SWEDEN

Expansion of investment in HE and research proposed
Sweden has announced a further expansion of its already massive investments in higher education and research. A new proposal is to add a further €450 million (US$589 million) to the total budgets, representing an increase of 30% between 2009 and 2016.Swedish Education Minister Jan Björklund presented the proposals to the Swedish parliament on 11 October as part of a regular revision that takes place every four years. On the same day, Björklund published an article in the Swedish daily Dagens Nyheter, in which he touched on the core of the argument for the increases.
“We need more researchers that take greater risks,” he wrote. “We need more scientists... who raise grand and challenging questions, who dare to risk failing, in the search for scientific breakthroughs.”
The move represents a great leap forward in today’s world of stagnating research investments and austerity measures. Allocating 3.46% of its gross national product to research and higher education, Sweden currently ranks fourth internationally, after Israel, Finland and South Korea.
The total investment in research and higher education in 2011 was SEK121 billion (US$18.5 billion). Two-thirds of this comes from the private sector.
There are two key revisions in the new proposals.
The first is a broad strengthening of the basic support to the 37 higher education institutions in Sweden.

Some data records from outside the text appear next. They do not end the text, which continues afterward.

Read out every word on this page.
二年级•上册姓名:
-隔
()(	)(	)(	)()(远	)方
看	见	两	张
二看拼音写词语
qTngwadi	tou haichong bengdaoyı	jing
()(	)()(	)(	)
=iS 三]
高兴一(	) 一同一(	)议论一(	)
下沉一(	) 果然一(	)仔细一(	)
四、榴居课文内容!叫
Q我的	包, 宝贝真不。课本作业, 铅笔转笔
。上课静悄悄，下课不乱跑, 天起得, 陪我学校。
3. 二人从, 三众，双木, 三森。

The second is an increase in the percentage of funding that is allocated on the basis of quality criteria from the current 10% to 20% in 2016.
Today, the formula used for this is based on publication frequency and citation impact, combined with external funding secured for research. In future this will be complemented by an international peer review system to be developed by the Swedish Research Council.
Some of the projects specifically mentioned in the document include the Science for Life Laboratory – SciLifeLab – in the Stockholm region, the European Spallation Source (a super microscope) at Lund and the Swedish contribution to the International Thermonuclear Experimental Reactor ITER (in 2013 only).
The SciLifeLab is to give Sweden some of the most modern biomedical research laboratories in Europe. It is a national resource centre for large-scale bioscience research including biomedicine, genome and proteome profiling, microbioimaging and bioinformatics.
The specific support to this centre must be seen in the light of Astra Zeneca’s massive pull-out from the region last year, when it moved 1,000 research and development positions out of Sweden from its laboratory headquarters in Södertälje outside Stockholm.
The current proposals also suggest increasing the budget for attracting international guest researchers to Sweden from SEK150 million in 2013 to SEK250 million in 2016.
The proposals have sparked considerable debate.
Kåre Bremer, rector of Stockholm University, said on his blog that one advantage of the new reward system for a greater part of the basic funding to universities is that it will not prejudice the humanities and social sciences, as is the case under the current distribution regime.
Anna Götlund, commenting on behalf of the Swedish Association of University Teachers, stated on the organisation’s website: “The proposed increase in research investment is much higher than we expected, which is of course positive.”
But in an article in Dagens Nyheter, she quoted 2009 Nobel prize winner in chemistry Ada Yonath, who had commented on the principle of research funding based on excellence criteria, saying:
“Look at me. I do not meet any of your criteria. I would not have gotten any position either in Denmark or Sweden. I have been driven by curiosity and passion and that would not have been possible if Israel had not held on to me.”
A final change in the Swedish higher education landscape that Björklund announced is a proposed Stockholm University of Arts, which should be established by merging some or all of the six higher institutions of arts in the Stockholm region, with the ultimate aim of strengthening PhD training in these areas.